Satrapi’nin gençliğini anlattığı ikinci kitap lise öğrenimi için Avusturya’ya gitmesiyle başlıyor. O dönemde Satrapi bulunduğu kültüre ve punk’çı arkadaş çevresine uyum sağlamaya çalışır, kendisine marjinal bir görüntü verir. Yeni görüntüsüyle anne babasının gölgesinden dev bir adımla uzaklaşırken resmedildiği bir karede şunu söyler:

“Onlara ne kadar çok ayak uydurmaya çalışırsam kendi kültürümden o kadar uzaklaşmış hissediyordum. Aileme ve kökenime ihanet ediyor, oyunu başkasının kurallarıyla oynuyor gibiydim.” (s. 201)

Oyunu başkasının kurallarıyla oynasa da, çevresi için o hep “İranlı kız” olarak kalır. Öte yandan söz gelimi “anarşist” arkadaşlarla tanıştırılmaktan büyük heyecan duyar, Şah karşıtı eylemleri hatırlayarak. Oysa Avusturya’nın anarşistleri sadece kırda oyun oynayıp, ateş yakıp şarkı söylemektedir.

Çok kısa bir sürede fiziksel olarak büyür. Öyle ki, ancak bir buçuk yıl sonra ziyaretine gelebilen annesi havaalanında onu uzaktan tanıyamaz. Kendisini, yanında küçük kalan annesine sarılırken resmettiği bir karede Satrapi o ânı şöyle anlatıyor:

“Beni tanımamıştı, ama haklıydı. Hem boyum hem de kilom neredeyse iki katına çıkmıştı. Ona sarılmak çok tuhaftı. Cüsselerimiz yer değiştirmişti.” (s. 208)

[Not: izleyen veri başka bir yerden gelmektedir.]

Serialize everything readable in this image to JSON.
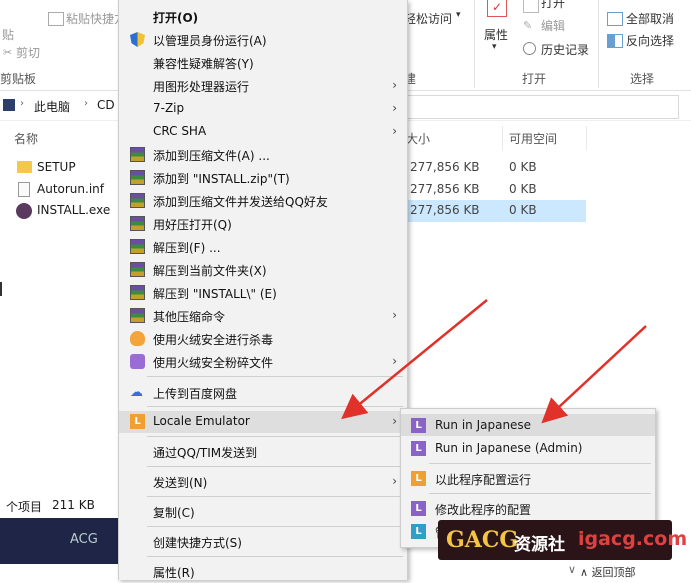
{
  "ribbon": {
    "paste_shortcut": "粘贴快捷方",
    "paste": "贴",
    "cut": "剪切",
    "clipboard_group": "剪贴板",
    "easy_access": "轻松访问",
    "properties": "属性",
    "open_small": "打开",
    "edit": "编辑",
    "history": "历史记录",
    "open_group": "打开",
    "select_all": "全部取消",
    "invert_select": "反向选择",
    "select_group": "选择",
    "new_group_tail": "建"
  },
  "address": {
    "this_pc": "此电脑",
    "drive": "CD"
  },
  "columns": {
    "name": "名称",
    "size": "大小",
    "free": "可用空间"
  },
  "files": [
    {
      "name": "SETUP",
      "size": "277,856 KB",
      "free": "0 KB"
    },
    {
      "name": "Autorun.inf",
      "size": "277,856 KB",
      "free": "0 KB"
    },
    {
      "name": "INSTALL.exe",
      "size": "277,856 KB",
      "free": "0 KB"
    }
  ],
  "status": {
    "count": "个项目",
    "size": "211 KB"
  },
  "menu": {
    "open": "打开(O)",
    "run_as_admin": "以管理员身份运行(A)",
    "compat": "兼容性疑难解答(Y)",
    "gpu_run": "用图形处理器运行",
    "zip7": "7-Zip",
    "crc": "CRC SHA",
    "add_archive": "添加到压缩文件(A) ...",
    "add_zip": "添加到 \"INSTALL.zip\"(T)",
    "add_send_qq": "添加到压缩文件并发送给QQ好友",
    "open_haozip": "用好压打开(Q)",
    "extract": "解压到(F) ...",
    "extract_here": "解压到当前文件夹(X)",
    "extract_install": "解压到 \"INSTALL\\\" (E)",
    "other_cmd": "其他压缩命令",
    "huorong_scan": "使用火绒安全进行杀毒",
    "huorong_shred": "使用火绒安全粉碎文件",
    "baidu_upload": "上传到百度网盘",
    "locale_emulator": "Locale Emulator",
    "send_qq_tim": "通过QQ/TIM发送到",
    "send_to": "发送到(N)",
    "copy": "复制(C)",
    "create_shortcut": "创建快捷方式(S)",
    "properties": "属性(R)"
  },
  "submenu": {
    "run_japanese": "Run in Japanese",
    "run_japanese_admin": "Run in Japanese (Admin)",
    "config_run": "以此程序配置运行",
    "modify_config": "修改此程序的配置",
    "manage": "管"
  },
  "watermark": {
    "brand": "GACG",
    "site": "资源社",
    "domain": "igacg.com"
  },
  "bottom": {
    "back_to_top": "返回顶部",
    "acg": "ACG"
  },
  "colors": {
    "selection": "#cce8ff",
    "arrow_red": "#e0312b",
    "le_orange": "#f0a030",
    "le_purple": "#8a63c8",
    "le_teal": "#2f9fc8"
  }
}
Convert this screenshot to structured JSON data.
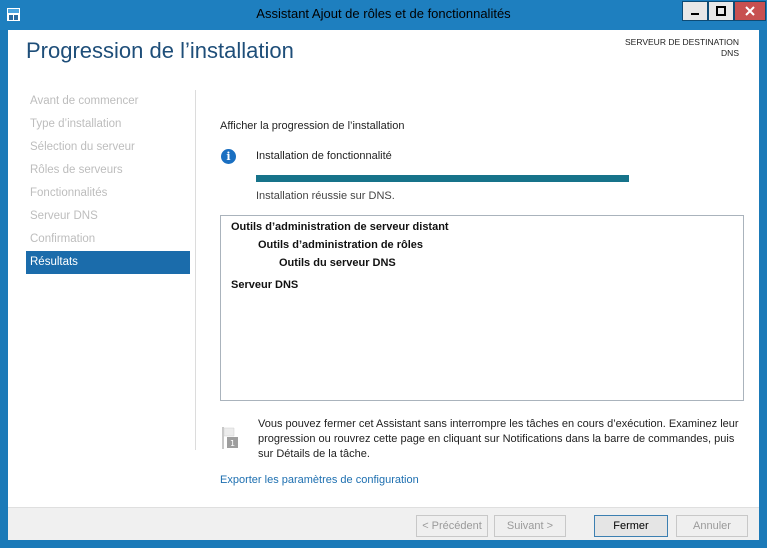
{
  "window": {
    "title": "Assistant Ajout de rôles et de fonctionnalités",
    "colors": {
      "frame": "#1e7fbf",
      "accent": "#1b6cab",
      "close": "#c75050"
    }
  },
  "header": {
    "title": "Progression de l’installation",
    "dest_label": "SERVEUR DE DESTINATION",
    "dest_value": "DNS"
  },
  "nav": {
    "items": [
      {
        "label": "Avant de commencer"
      },
      {
        "label": "Type d’installation"
      },
      {
        "label": "Sélection du serveur"
      },
      {
        "label": "Rôles de serveurs"
      },
      {
        "label": "Fonctionnalités"
      },
      {
        "label": "Serveur DNS"
      },
      {
        "label": "Confirmation"
      },
      {
        "label": "Résultats"
      }
    ],
    "active_item": "Résultats"
  },
  "main": {
    "heading": "Afficher la progression de l’installation",
    "status_title": "Installation de fonctionnalité",
    "status_icon": "info-icon",
    "progress": 1.0,
    "status_result": "Installation réussie sur DNS.",
    "results": [
      {
        "text": "Outils d’administration de serveur distant",
        "level": 0
      },
      {
        "text": "Outils d’administration de rôles",
        "level": 1
      },
      {
        "text": "Outils du serveur DNS",
        "level": 2
      },
      {
        "text": "Serveur DNS",
        "level": 0
      }
    ],
    "note": "Vous pouvez fermer cet Assistant sans interrompre les tâches en cours d’exécution. Examinez leur progression ou rouvrez cette page en cliquant sur Notifications dans la barre de commandes, puis sur Détails de la tâche.",
    "note_icon": "notification-flag-icon",
    "export_link": "Exporter les paramètres de configuration"
  },
  "footer": {
    "prev": "< Précédent",
    "next": "Suivant >",
    "close": "Fermer",
    "cancel": "Annuler"
  }
}
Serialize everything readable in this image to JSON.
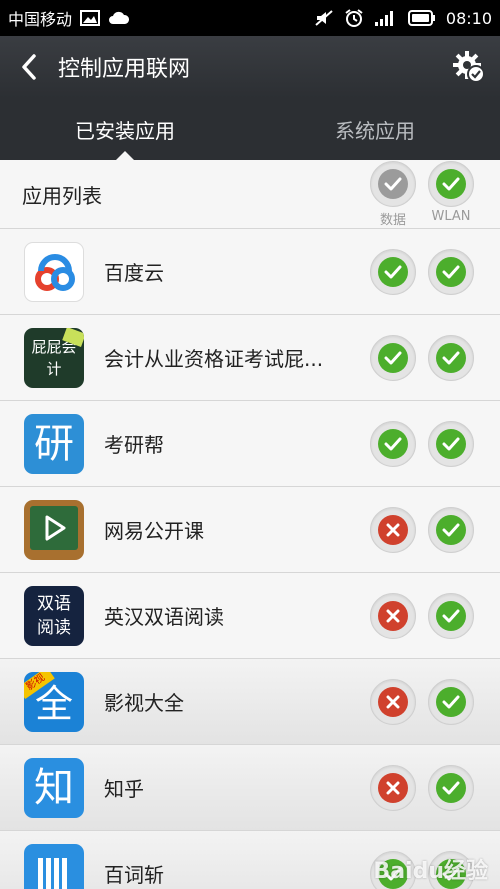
{
  "status_bar": {
    "carrier": "中国移动",
    "time": "08:10"
  },
  "header": {
    "title": "控制应用联网"
  },
  "tabs": [
    {
      "label": "已安装应用",
      "active": true
    },
    {
      "label": "系统应用",
      "active": false
    }
  ],
  "list_header": {
    "label": "应用列表",
    "col_data": "数据",
    "col_wlan": "WLAN"
  },
  "apps": [
    {
      "name": "百度云",
      "data": "allowed",
      "wlan": "allowed"
    },
    {
      "name": "会计从业资格证考试屁...",
      "data": "allowed",
      "wlan": "allowed"
    },
    {
      "name": "考研帮",
      "data": "allowed",
      "wlan": "allowed"
    },
    {
      "name": "网易公开课",
      "data": "blocked",
      "wlan": "allowed"
    },
    {
      "name": "英汉双语阅读",
      "data": "blocked",
      "wlan": "allowed"
    },
    {
      "name": "影视大全",
      "data": "blocked",
      "wlan": "allowed"
    },
    {
      "name": "知乎",
      "data": "blocked",
      "wlan": "allowed"
    },
    {
      "name": "百词斩",
      "data": "allowed",
      "wlan": "allowed"
    }
  ],
  "icon_texts": {
    "kaoyan": "研",
    "yingshi": "全",
    "yingshi_badge": "影视",
    "zhihu": "知",
    "shuangyu": "双语阅读",
    "kuaiji": "屁屁会计"
  },
  "watermark": "Baidu经验",
  "colors": {
    "allowed": "#4cae2c",
    "blocked": "#d0412d",
    "titlebar": "#2c2f33"
  }
}
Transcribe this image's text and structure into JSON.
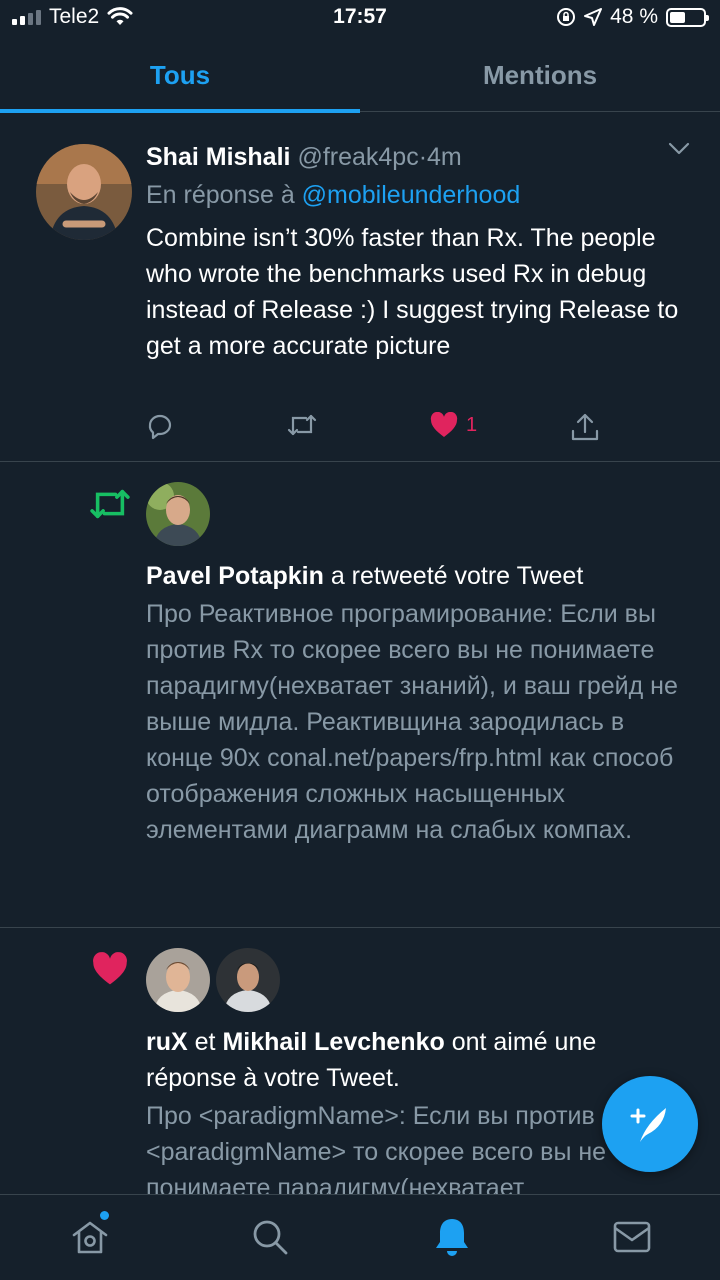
{
  "status_bar": {
    "carrier": "Tele2",
    "time": "17:57",
    "battery": "48 %",
    "battery_level": 0.48
  },
  "tabs": [
    {
      "label": "Tous",
      "active": true
    },
    {
      "label": "Mentions",
      "active": false
    }
  ],
  "tweet": {
    "name": "Shai Mishali",
    "handle": "@freak4pc",
    "sep": "·",
    "time": "4m",
    "reply_prefix": "En réponse à",
    "reply_handle": "@mobileunderhood",
    "text": "Combine isn’t 30% faster than Rx. The people who wrote the benchmarks used Rx in debug instead of Release :) I suggest trying Release to get a more accurate picture",
    "like_count": "1",
    "icons": [
      "reply-icon",
      "retweet-icon",
      "like-icon",
      "share-icon",
      "chevron-down-icon"
    ]
  },
  "retweet_notification": {
    "icon": "retweet-icon",
    "user": "Pavel Potapkin",
    "action": "a retweeté votre Tweet",
    "text": "Про Реактивное програмирование: Если вы против Rx то скорее всего вы не понимаете парадигму(нехватает знаний), и ваш грейд не выше мидла. Реактивщина зародилась в конце 90х conal.net/papers/frp.html как способ отображения сложных насыщенных элементами диаграмм на слабых компах."
  },
  "like_notification": {
    "icon": "heart-icon",
    "user1": "ruX",
    "conj": "et",
    "user2": "Mikhail Levchenko",
    "action": "ont aimé une réponse à votre Tweet.",
    "text": "Про <paradigmName>: Если вы против <paradigmName> то скорее всего вы не понимаете парадигму(нехватает"
  },
  "colors": {
    "background": "#15202b",
    "accent": "#1da1f2",
    "muted": "#8899a6",
    "like": "#e0245e",
    "retweet": "#17bf63",
    "divider": "#38444d"
  },
  "bottom_nav": [
    {
      "icon": "home-icon",
      "active": false,
      "badge": true
    },
    {
      "icon": "search-icon",
      "active": false
    },
    {
      "icon": "notifications-icon",
      "active": true
    },
    {
      "icon": "messages-icon",
      "active": false
    }
  ],
  "fab": {
    "icon": "compose-tweet-icon"
  }
}
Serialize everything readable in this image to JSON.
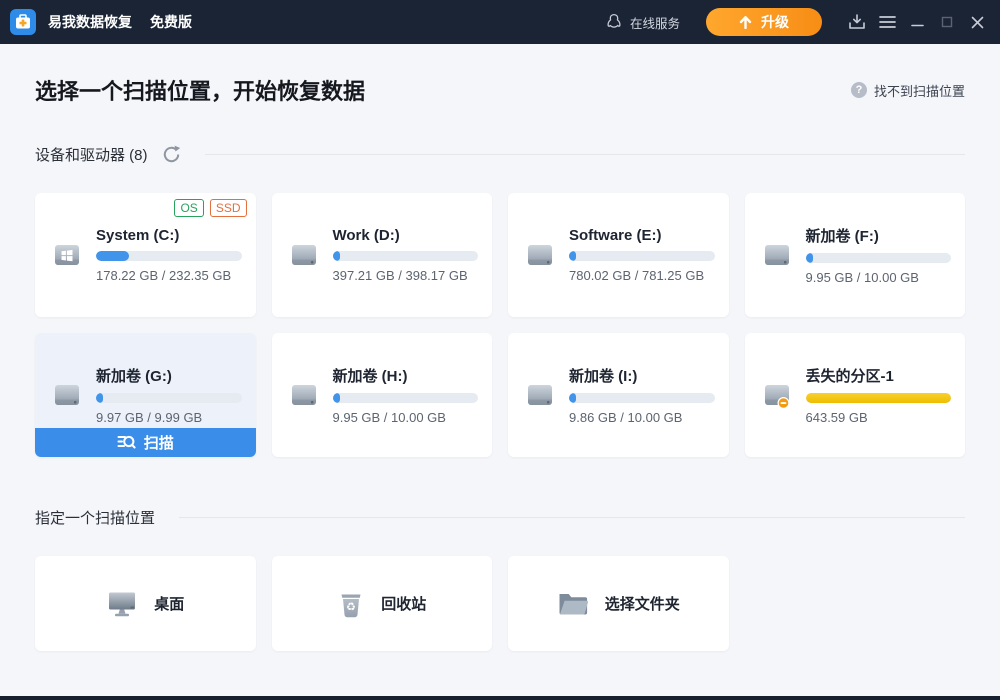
{
  "titlebar": {
    "app_title": "易我数据恢复",
    "edition": "免费版",
    "online_service": "在线服务",
    "upgrade_label": "升级"
  },
  "header": {
    "title": "选择一个扫描位置，开始恢复数据",
    "help_label": "找不到扫描位置",
    "help_glyph": "?"
  },
  "devices_section": {
    "title": "设备和驱动器 (8)"
  },
  "locations_section": {
    "title": "指定一个扫描位置"
  },
  "drives": [
    {
      "name": "System (C:)",
      "size": "178.22 GB / 232.35 GB",
      "used_pct": 23,
      "badges": [
        "OS",
        "SSD"
      ],
      "icon": "windows-drive-icon"
    },
    {
      "name": "Work (D:)",
      "size": "397.21 GB / 398.17 GB",
      "used_pct": 2.5,
      "icon": "drive-icon"
    },
    {
      "name": "Software (E:)",
      "size": "780.02 GB / 781.25 GB",
      "used_pct": 2.5,
      "icon": "drive-icon"
    },
    {
      "name": "新加卷 (F:)",
      "size": "9.95 GB / 10.00 GB",
      "used_pct": 3,
      "icon": "drive-icon"
    },
    {
      "name": "新加卷 (G:)",
      "size": "9.97 GB / 9.99 GB",
      "used_pct": 3,
      "icon": "drive-icon",
      "hovered": true,
      "action_label": "扫描"
    },
    {
      "name": "新加卷 (H:)",
      "size": "9.95 GB / 10.00 GB",
      "used_pct": 3,
      "icon": "drive-icon"
    },
    {
      "name": "新加卷 (I:)",
      "size": "9.86 GB / 10.00 GB",
      "used_pct": 4,
      "icon": "drive-icon"
    },
    {
      "name": "丢失的分区-1",
      "size": "643.59 GB",
      "used_pct": 100,
      "icon": "lost-drive-icon",
      "lost": true
    }
  ],
  "locations": [
    {
      "label": "桌面",
      "icon": "desktop-icon"
    },
    {
      "label": "回收站",
      "icon": "recycle-bin-icon"
    },
    {
      "label": "选择文件夹",
      "icon": "folder-icon"
    }
  ],
  "colors": {
    "titlebar_bg": "#1b2435",
    "accent_blue": "#3a8ee9",
    "progress_blue": "#4094ea",
    "warning_yellow": "#f3c412",
    "upgrade_orange": "#f78d15",
    "os_badge_green": "#27a45c",
    "ssd_badge_orange": "#e4703d"
  }
}
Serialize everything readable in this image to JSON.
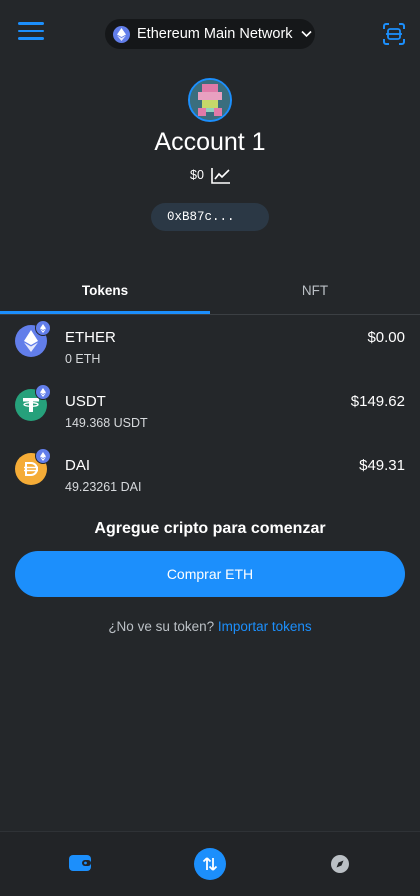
{
  "header": {
    "network_label": "Ethereum Main Network",
    "menu_icon": "hamburger-menu-icon",
    "scan_icon": "qr-scan-icon",
    "network_icon": "ethereum-icon",
    "chevron_icon": "chevron-down-icon"
  },
  "account": {
    "name": "Account 1",
    "balance": "$0",
    "address": "0xB87c...",
    "chart_icon": "line-chart-icon"
  },
  "tabs": [
    {
      "label": "Tokens",
      "active": true
    },
    {
      "label": "NFT",
      "active": false
    }
  ],
  "tokens": [
    {
      "symbol": "ETHER",
      "amount": "0 ETH",
      "fiat": "$0.00",
      "icon": "ethereum-icon",
      "color": "#627eea"
    },
    {
      "symbol": "USDT",
      "amount": "149.368 USDT",
      "fiat": "$149.62",
      "icon": "tether-icon",
      "color": "#26a17b"
    },
    {
      "symbol": "DAI",
      "amount": "49.23261 DAI",
      "fiat": "$49.31",
      "icon": "dai-icon",
      "color": "#f5ac37"
    }
  ],
  "cta": {
    "heading": "Agregue cripto para comenzar",
    "buy_label": "Comprar ETH"
  },
  "import": {
    "prompt": "¿No ve su token?",
    "link_label": "Importar tokens"
  },
  "bottom_nav": {
    "items": [
      "wallet-icon",
      "swap-icon",
      "browser-compass-icon"
    ]
  },
  "colors": {
    "accent": "#1c8ffc",
    "background": "#24272a"
  }
}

Avusturya’daki hayatı sevgilisinin kendisini aldatmasıyla altüst olur, bedbahtlık sebebiyle bir süre sokakta yaşar, derken gözünü hastanede açar. O dönem için Satrapi şöyle diyor:

“Ailemin bir kısmını kaybetmeme neden olan bir devrime şahit olmuştum. Beni ailemden ve ülkemde ayıran bir savaşı yaşamıştım… Ama gelin görün ki beni neredeyse bitiren basit bir aşk hikâyesi olmuştu.” (s. 249)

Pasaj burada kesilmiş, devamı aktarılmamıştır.